Thanks for the help :)
Solution 1:
Most of the simpler combinatorial proofs boil down to showing that two expressions count the same thing, though in two different ways, and therefore have to be equal. Let’s take a look at the identity that I think you actually meant:
$$\sum_{k=1}^nk\binom{n}k=n2^{n-1}\;.\tag{1}$$
Suppose that you have a group of $n$ people, and you want to form a committee of some, possibly all, of those people. You don’t care how big the committee is, but it does have to have a chairman. One way to choose the committee is to pick the chairman, and then decide which subset of the remaining $n-1$ people will be the other members of the committee. There are $n$ possible choices for chairman, and once you’ve picked him, there are $2^{n-1}$ possible subsets of the remaining $n-1$ people to form the rest of the committee. (Yes, I’m including the possibility that the chairman is the only member of the committee.) Thus, there are $n2^{n-1}$ ways to choose the committee and chairman.
On the other hand, we could begin by deciding how big the committee is going to be, then choosing that many people to be on it, and finally choosing one of those to be the chairman. Suppose that we decide to form a committee of $k$ people; there are $\binom{n}k$ ways to choose the $k$ people, and once we’ve done that there are $k$ ways to choose the chairman. Thus, there are $k\binom{n}k$ ways to choose a committee of $k$ of the $n$ people and decide on its chairman. Finally, $k$ can be anything from $1$ through $n$, so the total number of ways to form a committee and choose its chairman is $$\sum_{k=1}^nk\binom{n}k\;.$$
This argument shows that the two sides of $(1)$ are just two different ways of counting the chaired committees that we can form, so they must be equal: they’re counting the same thing.

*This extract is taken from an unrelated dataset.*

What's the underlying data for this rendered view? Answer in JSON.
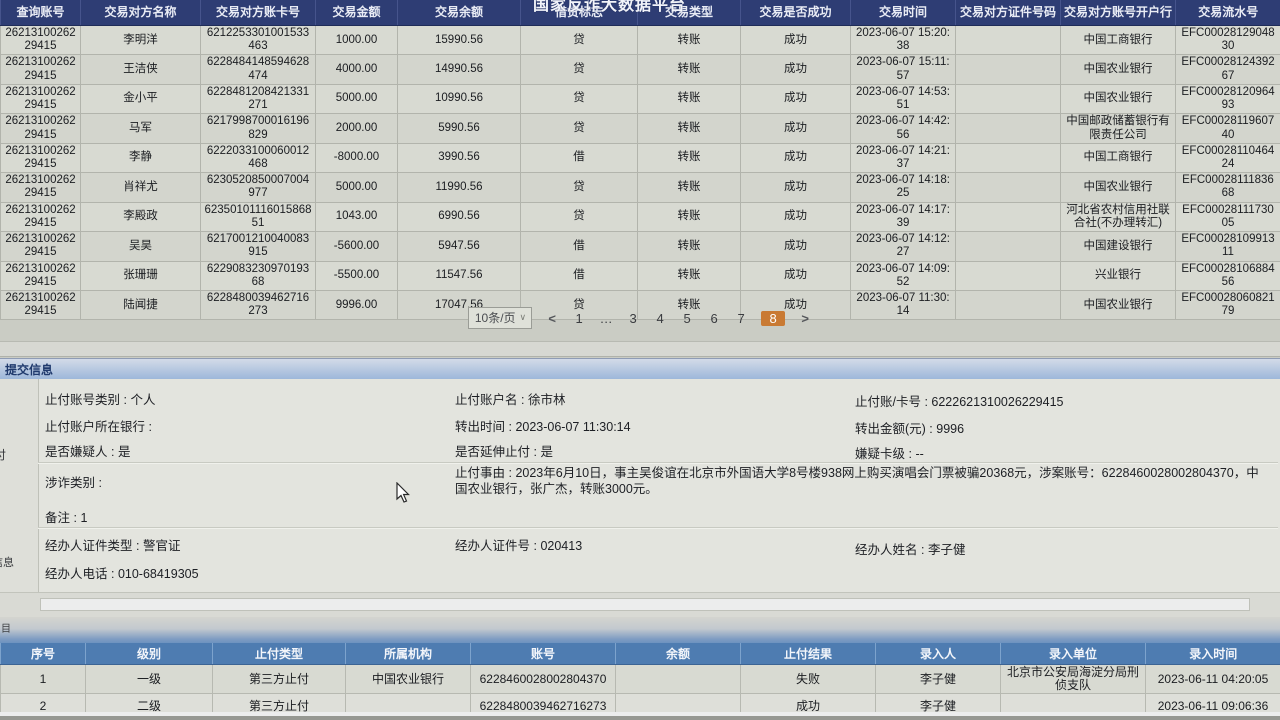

Added: The righthand side of your second example is very poorly described; here’s what it really is. There are $\binom{n}2$ ways to choose two men. There are another $\binom{n}2$ ways to choose two women. Finally, there are $n^2$ ways to choose one of the $n$ men and one of the $n$ women. Those are the only three possibilities, so altogether there are $2\binom{n}2+n^2$ ways to choose two of the $2n$ people. But of course there are also $\binom{2n}2$ ways, so
$$\binom{2n}2=2\binom{n}2+n^2\;.$$
Solution 2:
The following is to some extent equivalent to Norbert's answer but it uses more sets and fewer formulas. Notice that $\binom nk k$ counts the ways to first choose a $k$-element subset $A$ of $\{1,2,\dots,n\}$ and then choose an element $x$ from $A$. The sum over all $k$ is therefore the number of ways to first choose a subset $A$ of $\{1,2,\dots,n\}$ (with no restriction on its cardinality) and then choose an element $x$ from $A$. That's the same as first choosing the element $x$ arbitrarily from $\{1,2,\dots,n\}$ and then choosing an arbitrary subset of the remaining elements, i.e., a subset of $\{1,2,\dots,n\}-\{x\}$, to constitute the rest of $A$. From this point of view, there are $n$ choices for $x$ and, once $x$ is chosen, $2^{n-1}$ choices for a subset of $\{1,2,\dots,n\}-\{x\}$. Thus, the total number of possibilities is $n2^{n-1}$.